This Zusack classic is one of the few YA novels that I can think of that contain any sense of pure magic realism. The character of "Death" being my primary concentration for this review - contains so much powerful emotion that cannot be observed by the counter-cultural "Grim Reaper". Death is a character that has a multi-layered sense of perception that is almost human-like, but then lacks very basic complexes that yet separate him from us. This is the real classic beauty of the YA novel at its finest. Zusack presents him perfectly, almost as if Death is the only certainty in a world of torture and misunderstanding.
Characters:
Death is probably the best character of the modern YA I have ever encountered. Death apparently "has a heart" (Zusack, 2005) and this is overwhelming to us, as readers - to know that Death is now feeling and sensing. Something we felt Death lacked, and this is what separated Death from us - we now know and realise that Death does feel things and it is this that brings us into a state of sympathetic cyclical reality. We are constantly remembering that this is Death and then realising that Death has sensory emotion - just like us. We are detaching and relating in ways we never knew possible - something that was conceptual functionally shifts to something personal. This shift to personification brings a relatable sense of though-provoking epiphany to the piece. As if it is artwork of the human abstract as opposed to 'just a book'.
Themes:
I believe that the theme of utter importance in this novel is innocence. The art of innocence is woven into the book via relation and attachment being struck alongside detachment and distance. This is done through the writing style of Zusack having an emotive blast - harming us as readers, and then spending the rest of the section stitching up the psychological wound. Zusack's piece de resistance is his emotive connotation - Death is positively connotative of the human sensory abstract - and this is not something we are used to. So we, like the protagonist, are forced into relation with Death and begin to realise that we are not as innocent and detached as we thought we were. This emotive blast and epiphanic vision of Zusack's beautiful and poetic writing gives us, piecemeal, a divulging perceptive glance at the only thing that remains at the end of the novel - the innocence of the true artists in a world of destruction. Death is the only certainty in this self-annihilating war on a global scale (World War 2).
Storyline:
Beginning in, yet constantly denying, the values and tortures in a very graphic second world war - Zusack's historical intellect meanders its way through the rocky cliffs of personification of conceptual items. The term book thief being applied to the protagonist gives us a negation - but this negation in a world of war only makes us sympathetic to the thief and their friend (Death). The realisation and first encounter with Death is the ultimate loss of innocence and an embodiment of the act of ageing and maturing. The forced growth of the protagonist in a world filled with war is symbolically represented by the meeting with the only concept that is completely true of mankind (and especially of the war), Death. I feel that the storyline mirrors the themes and characters perfectly. The loss of innocence and the regaining of it makes Death almost seem like the creator and the destroyer - which is common of religious text and historical conceptual belief. Zusack completes it with an end line that is almost tearfully perfect:
"I am haunted by humans."
Brilliant.
Verdict:
I give this book 9 out of 9
100% for characters: The character of Death is a great force upon the novel, evoking so many emotions such as grief, catharsis, pathos, realisation, denial and acceptance. Sound like a concept you know?

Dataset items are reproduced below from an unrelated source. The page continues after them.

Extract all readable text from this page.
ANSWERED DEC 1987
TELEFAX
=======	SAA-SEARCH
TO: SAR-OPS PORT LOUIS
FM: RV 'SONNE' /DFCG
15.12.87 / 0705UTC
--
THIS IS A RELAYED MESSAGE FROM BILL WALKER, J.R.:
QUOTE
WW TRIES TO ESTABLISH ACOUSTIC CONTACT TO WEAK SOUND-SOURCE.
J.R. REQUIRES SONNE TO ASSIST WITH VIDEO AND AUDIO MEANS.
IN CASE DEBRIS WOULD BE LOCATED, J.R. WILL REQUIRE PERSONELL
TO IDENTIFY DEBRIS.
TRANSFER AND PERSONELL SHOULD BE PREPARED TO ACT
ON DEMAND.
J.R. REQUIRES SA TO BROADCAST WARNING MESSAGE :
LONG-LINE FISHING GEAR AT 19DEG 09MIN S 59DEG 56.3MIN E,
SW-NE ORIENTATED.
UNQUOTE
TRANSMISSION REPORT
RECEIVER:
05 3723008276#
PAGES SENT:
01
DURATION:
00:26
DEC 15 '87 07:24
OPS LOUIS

100% for themes: The theme of innocence with the intermingling of Death and our protagonist give us a sense of death and dying within a novel concentrating on only one particular person who resides in the second world war. On a grand scale - this is a sort of microcosm of the world war's loss of innocence. A brilliant symbol of humanism and monstrosity.
100% for storyline: I could never say anything bad about this storyline. Creating it as a YA novel must've been difficult. I mean, I've got people who don't like reading to read it and never once has anyone come to me and said it was a bad book. The storyline is so perfectly connected to its themes and characters that we cannot take it all in upon first reading - we must read it like an incantation in order for its spell to have its full impact. The true magic of The Book Thief.